As mentioned in previous Lansing Updates, SB 284 creates an energy assistance fund for eligible low-income households, which is an important step towards helping Michigan’s poor and vulnerable find a path to energy self-sufficiency. Additionally, the bill prohibits utility companies that choose not to issue a surcharge to pay for the fund from turning off a customer’s heat between the months of November and April. Michigan Catholic Conference supported the measure throughout the legislative process and applauds lawmakers for their action on this human dignity issue.
This week the chairman of the U.S. Catholic Conference’s Committee for Religious Liberty urged federal officials to uphold American tradition and protect conscience rights. Archbishop William Lori of Baltimore, along with other faith leaders and Catholic institutions, came together for a news conference at the National Press Club and also released an open letter to the public regarding conscience rights. Last week the U.S. Department of Health and Human Services (HHS) announced a final rule for the HHS Mandate, and also announced it was extending until January 1, 2014 the implementation of the policy. USCCB has stated publicly that while further analysis is necessary, a first study of the 110-page final rule shows that “the need to continue defending our rights in Congress and the courts” has unfortunately not been eliminated. According to the open letter:
“Many of the signatories on this letter do not hold doctrinal objections to the use of contraception. Yet we stand united in protest to this mandate, recognizing the encroachment on the conscience of our fellow citizens. Whether or not we agree with the particular conscientious objection is beside the point.
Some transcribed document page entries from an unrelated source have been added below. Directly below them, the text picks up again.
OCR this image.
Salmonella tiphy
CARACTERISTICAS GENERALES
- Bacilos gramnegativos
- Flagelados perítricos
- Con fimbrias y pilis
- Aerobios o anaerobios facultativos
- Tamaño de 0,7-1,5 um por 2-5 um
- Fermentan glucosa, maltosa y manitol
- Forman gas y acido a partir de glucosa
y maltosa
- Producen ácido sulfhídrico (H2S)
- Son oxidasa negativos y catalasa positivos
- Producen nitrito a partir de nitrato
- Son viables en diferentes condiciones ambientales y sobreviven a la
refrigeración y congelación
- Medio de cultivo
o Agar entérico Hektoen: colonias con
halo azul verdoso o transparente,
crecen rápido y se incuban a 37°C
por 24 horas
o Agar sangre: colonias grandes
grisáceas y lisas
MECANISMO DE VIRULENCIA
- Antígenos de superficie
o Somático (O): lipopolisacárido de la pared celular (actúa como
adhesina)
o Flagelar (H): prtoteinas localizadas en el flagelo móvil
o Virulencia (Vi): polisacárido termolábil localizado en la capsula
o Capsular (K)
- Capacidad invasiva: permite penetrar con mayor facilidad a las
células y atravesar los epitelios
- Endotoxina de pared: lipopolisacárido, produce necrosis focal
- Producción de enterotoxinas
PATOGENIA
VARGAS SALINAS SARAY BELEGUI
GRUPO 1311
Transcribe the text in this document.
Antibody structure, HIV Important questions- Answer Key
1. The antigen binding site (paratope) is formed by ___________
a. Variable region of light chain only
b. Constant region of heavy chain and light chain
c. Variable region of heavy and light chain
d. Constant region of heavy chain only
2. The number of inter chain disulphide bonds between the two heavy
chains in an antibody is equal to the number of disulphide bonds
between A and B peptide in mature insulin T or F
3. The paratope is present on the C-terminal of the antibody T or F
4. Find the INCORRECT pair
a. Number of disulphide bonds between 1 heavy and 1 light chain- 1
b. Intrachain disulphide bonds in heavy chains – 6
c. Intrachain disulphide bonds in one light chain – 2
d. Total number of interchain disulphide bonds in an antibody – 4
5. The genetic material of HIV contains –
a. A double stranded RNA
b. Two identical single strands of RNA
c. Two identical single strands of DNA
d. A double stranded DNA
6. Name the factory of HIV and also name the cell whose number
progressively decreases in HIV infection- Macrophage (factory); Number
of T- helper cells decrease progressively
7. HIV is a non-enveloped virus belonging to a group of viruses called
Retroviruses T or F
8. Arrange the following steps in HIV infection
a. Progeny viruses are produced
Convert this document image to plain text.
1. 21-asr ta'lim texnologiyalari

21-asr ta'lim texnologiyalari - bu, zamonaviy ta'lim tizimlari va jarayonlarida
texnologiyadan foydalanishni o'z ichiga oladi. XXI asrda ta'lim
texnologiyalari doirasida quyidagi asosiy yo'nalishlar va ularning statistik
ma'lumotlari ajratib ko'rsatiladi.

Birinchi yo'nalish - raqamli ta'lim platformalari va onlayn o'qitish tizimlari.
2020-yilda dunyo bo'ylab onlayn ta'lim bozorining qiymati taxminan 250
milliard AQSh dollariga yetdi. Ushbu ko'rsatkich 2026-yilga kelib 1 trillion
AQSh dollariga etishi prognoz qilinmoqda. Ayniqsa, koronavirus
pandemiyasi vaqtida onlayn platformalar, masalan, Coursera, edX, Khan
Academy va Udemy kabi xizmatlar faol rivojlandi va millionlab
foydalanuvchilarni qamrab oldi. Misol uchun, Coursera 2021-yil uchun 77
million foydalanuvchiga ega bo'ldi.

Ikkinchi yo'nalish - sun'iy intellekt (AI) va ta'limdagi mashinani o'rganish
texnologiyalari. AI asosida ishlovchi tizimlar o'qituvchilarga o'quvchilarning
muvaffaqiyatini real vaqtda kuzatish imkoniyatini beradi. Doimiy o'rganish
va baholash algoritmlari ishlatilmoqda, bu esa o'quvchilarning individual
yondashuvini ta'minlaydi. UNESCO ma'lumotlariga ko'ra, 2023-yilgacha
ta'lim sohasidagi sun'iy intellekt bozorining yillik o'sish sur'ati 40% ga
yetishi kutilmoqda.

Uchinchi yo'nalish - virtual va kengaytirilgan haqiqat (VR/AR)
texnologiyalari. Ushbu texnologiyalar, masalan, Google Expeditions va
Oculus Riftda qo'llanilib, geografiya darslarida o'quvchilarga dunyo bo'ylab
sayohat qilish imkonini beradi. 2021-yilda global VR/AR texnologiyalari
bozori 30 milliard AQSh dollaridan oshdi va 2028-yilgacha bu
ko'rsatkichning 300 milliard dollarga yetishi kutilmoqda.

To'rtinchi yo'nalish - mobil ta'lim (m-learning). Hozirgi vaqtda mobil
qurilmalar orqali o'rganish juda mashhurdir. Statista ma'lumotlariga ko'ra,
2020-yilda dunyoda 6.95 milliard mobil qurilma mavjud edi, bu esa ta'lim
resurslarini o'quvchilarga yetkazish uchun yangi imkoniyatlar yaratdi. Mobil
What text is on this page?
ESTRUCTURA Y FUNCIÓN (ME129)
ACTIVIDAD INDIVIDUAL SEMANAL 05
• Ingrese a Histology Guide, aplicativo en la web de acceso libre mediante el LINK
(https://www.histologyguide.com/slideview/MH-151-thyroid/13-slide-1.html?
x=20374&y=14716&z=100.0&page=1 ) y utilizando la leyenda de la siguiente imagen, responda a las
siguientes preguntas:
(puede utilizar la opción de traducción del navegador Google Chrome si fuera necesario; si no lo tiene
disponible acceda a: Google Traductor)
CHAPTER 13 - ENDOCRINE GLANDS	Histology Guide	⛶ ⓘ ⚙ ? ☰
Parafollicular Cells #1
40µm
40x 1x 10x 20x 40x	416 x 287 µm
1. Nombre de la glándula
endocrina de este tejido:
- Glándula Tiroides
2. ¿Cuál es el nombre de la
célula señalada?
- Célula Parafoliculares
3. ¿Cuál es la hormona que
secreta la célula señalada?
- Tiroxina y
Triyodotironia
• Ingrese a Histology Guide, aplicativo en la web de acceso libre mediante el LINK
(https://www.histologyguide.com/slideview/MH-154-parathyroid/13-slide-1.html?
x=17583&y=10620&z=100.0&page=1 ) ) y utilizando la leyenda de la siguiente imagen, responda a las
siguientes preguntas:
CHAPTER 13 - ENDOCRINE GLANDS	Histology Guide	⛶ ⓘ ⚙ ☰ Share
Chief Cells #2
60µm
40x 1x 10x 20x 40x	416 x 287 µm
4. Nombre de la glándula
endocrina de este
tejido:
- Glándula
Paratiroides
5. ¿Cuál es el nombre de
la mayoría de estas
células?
HHS continues to deny many Americans the freedom to manifest their beliefs through practice and observance in their daily lives.”
This week the Senate Government Operations Committee announced the formation of an eight-member Healthy Michigan Workgroup, which will meet over the next few weeks to try and assemble legislation with enough support to expand and reform Medicaid services to 450,000 of Michigan’s uninsured residents. While the House passed Medicaid reform legislation, House Bill 4714, several weeks ago, Senate leadership decided more time was needed to discuss the proposal and add additional reforms to the bill. Through this workgroup, lawmakers are hoping to arrive at legislation that can be supported in the full Senate. Senate Majority Leader Randy Richardville (R-Monroe), chair of the Senate Government Operations Committee, commented that the committee will meet again in several weeks to consider the workgroup’s suggestions.